А что – ведь пропали же по одиночке. В самом деле пропали.
То, что шестидесятые и сегодня – тому множество свидетельств – так задевают – совсем неспроста. Киновед Александр Шпагин не так давно рассказывал на «Эхе Москвы»: «<…> когда я общаюсь со своими студентами, я все время показываю фильмы 60-х годов. Наибольшую актуальность сегодня и наибольший запас прочности имеют, все-таки, картины 60-х годов, а не 70-х. 70-е кажутся достаточно устаревшими <…>. А здесь они сами находят немереное количество именно смыслов. И то, что им актуально, то, что им ценно именно в кинематографе 60-х годов.»

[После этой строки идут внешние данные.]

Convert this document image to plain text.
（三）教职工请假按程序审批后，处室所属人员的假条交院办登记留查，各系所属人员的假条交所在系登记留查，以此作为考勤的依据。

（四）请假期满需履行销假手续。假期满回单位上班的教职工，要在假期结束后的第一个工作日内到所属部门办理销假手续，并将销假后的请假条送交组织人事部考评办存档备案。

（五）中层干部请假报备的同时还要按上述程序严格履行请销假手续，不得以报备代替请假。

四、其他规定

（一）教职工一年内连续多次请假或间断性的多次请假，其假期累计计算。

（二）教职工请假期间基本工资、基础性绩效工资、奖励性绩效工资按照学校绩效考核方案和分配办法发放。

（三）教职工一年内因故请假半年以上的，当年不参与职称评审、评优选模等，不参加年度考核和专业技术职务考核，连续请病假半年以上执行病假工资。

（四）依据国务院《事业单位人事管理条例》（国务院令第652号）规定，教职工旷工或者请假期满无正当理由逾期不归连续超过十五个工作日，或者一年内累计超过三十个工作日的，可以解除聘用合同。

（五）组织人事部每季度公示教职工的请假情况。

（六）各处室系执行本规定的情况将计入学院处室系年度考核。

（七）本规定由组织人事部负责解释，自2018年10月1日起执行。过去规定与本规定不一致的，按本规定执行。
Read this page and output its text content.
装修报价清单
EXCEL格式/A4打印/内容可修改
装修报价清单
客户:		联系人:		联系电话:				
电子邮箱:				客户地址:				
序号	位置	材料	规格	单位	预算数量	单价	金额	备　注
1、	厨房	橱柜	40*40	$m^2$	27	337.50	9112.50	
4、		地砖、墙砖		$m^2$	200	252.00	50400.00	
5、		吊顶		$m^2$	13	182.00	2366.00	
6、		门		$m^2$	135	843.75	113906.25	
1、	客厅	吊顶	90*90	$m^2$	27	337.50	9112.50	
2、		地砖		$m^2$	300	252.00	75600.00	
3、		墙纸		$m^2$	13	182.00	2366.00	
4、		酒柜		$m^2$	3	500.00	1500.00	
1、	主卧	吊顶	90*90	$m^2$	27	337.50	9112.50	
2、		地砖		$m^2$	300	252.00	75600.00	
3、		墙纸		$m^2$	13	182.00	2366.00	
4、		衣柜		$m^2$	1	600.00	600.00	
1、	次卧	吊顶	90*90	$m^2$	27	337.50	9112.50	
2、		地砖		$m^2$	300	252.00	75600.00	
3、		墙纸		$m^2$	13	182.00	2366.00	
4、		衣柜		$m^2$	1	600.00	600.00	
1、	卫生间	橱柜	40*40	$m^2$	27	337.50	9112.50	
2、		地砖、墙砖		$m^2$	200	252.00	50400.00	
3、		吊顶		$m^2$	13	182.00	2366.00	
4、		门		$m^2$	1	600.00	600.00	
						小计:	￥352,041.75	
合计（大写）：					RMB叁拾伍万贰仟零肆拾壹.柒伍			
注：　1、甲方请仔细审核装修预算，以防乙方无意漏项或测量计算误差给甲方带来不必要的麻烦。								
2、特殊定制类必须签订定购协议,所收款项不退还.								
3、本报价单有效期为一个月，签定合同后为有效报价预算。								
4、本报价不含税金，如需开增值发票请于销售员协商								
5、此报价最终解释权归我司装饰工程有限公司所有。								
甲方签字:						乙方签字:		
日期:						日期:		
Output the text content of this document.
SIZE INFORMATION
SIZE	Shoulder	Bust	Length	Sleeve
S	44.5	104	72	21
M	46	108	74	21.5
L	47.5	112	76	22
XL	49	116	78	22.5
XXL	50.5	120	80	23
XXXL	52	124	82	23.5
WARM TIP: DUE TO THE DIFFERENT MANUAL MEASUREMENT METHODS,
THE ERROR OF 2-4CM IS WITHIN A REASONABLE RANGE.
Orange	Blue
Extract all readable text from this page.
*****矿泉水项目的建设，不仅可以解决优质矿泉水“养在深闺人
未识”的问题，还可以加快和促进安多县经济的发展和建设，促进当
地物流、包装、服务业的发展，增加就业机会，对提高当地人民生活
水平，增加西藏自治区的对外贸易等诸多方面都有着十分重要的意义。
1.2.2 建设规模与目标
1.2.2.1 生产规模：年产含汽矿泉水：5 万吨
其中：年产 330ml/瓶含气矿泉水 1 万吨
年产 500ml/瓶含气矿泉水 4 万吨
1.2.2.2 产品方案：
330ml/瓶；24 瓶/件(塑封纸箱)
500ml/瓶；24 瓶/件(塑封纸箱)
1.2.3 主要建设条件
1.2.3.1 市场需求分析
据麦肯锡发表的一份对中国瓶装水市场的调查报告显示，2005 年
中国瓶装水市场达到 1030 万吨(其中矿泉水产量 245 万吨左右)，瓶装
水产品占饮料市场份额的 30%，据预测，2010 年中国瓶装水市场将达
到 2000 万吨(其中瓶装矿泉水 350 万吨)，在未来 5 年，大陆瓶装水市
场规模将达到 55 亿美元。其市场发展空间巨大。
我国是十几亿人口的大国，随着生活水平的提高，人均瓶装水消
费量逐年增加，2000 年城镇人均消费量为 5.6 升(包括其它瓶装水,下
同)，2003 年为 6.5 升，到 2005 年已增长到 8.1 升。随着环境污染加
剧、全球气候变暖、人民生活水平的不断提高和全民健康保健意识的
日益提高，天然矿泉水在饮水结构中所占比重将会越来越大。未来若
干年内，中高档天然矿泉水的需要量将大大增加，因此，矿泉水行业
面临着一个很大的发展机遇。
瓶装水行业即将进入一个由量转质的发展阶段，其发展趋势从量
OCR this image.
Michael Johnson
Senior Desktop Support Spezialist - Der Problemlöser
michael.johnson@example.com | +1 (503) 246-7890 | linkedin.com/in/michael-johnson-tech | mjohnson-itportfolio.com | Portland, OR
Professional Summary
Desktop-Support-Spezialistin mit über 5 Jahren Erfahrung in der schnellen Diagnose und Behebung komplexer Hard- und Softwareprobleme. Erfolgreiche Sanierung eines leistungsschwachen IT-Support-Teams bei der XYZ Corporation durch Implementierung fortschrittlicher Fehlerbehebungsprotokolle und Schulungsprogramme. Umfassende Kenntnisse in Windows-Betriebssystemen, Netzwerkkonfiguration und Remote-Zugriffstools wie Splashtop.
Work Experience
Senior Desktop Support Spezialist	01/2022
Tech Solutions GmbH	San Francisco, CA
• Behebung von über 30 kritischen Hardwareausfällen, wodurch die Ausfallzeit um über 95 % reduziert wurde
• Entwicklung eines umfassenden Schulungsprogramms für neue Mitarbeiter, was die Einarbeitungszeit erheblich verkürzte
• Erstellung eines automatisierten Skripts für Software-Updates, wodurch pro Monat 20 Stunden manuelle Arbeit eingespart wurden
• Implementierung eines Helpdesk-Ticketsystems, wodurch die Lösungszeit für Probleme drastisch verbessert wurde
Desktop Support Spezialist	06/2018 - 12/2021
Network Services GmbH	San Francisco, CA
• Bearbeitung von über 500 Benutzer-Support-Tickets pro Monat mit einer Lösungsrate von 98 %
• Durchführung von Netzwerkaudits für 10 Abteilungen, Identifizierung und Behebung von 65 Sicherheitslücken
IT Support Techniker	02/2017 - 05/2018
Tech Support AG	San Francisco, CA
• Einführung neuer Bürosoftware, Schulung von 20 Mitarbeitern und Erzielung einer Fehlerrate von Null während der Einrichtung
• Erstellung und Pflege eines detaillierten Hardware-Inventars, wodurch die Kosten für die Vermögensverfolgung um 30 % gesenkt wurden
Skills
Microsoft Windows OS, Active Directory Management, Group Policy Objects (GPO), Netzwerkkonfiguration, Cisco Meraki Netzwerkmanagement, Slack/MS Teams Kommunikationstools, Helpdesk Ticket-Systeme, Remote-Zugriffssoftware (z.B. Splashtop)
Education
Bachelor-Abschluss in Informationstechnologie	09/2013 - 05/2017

С чего бы это, как не с того, что шестидесятые по сей день – стимул выработки некоторого человеческого ресурса? Не столько – и даже не в первую очередь – политического, сколько этического. (Впрочем, мне всегда казалось, что политическое в своём настоящем смысле – всего лишь разновидность этического).
Есть по меньшей мере одно открытие шестидесятых – не умозрительное, но прежде всего эмоциональное, эдакое перераспределение чувств, – которое и по сию пору видится мне (впрочем – воспитанной шестидесятыми и наследующей им) очень важным. Это – ценность и осмысленность частной жизни, частного единичного существования, причём, однако, не самих по себе, но встроенных в общие перспективы. Активное насыщение личного – надличными смыслами, притом такое, что личное само по себе не теряется и не обесценивается. И ещё – чувство братства всех, в конечном счёте, людей, – которое кажется мне принципиально важным, даже если оно иллюзорно и утопично – а может быть, впрочем, именно поэтому. И ещё – чувство того (уверенность в том!), что жизнь возможно и должно активно формировать. Не только собственную – она, при всей её ценности и осмысленности, лишь промежуточная остановка – а именно общую. Взяться за руки и не пропасть по одиночке.
Утопичность, создаваемые ею напряжение и динамика кажется мне (может быть – тоже наследие шестидесятых?) жизненно необходимым компонентом всякой культуры. Она нужна, чтобы задавать планку, чтобы стимулировать человека к самопревосхождению.
Стремление к «правде» (как и способность её, эту конечную правду, вынести) – это тоже своего рода утопия. Но без неё, подозреваю, не будет ни самой правды, ни какого бы то ни было движения – кроме движения к распаду.
«Шестидесятничество» – это, однако, по сию минуту вызов: смысловой комплекс, раздражающий, провоцирующий, которому предстоит ещё долго толкаться в русской исторической памяти, заставляя вновь и вновь вырабатывать отношение к нему, а значит, к самим себе и к собственной истории. Раз состоявшись, шестидесятые теперь уже – навсегда.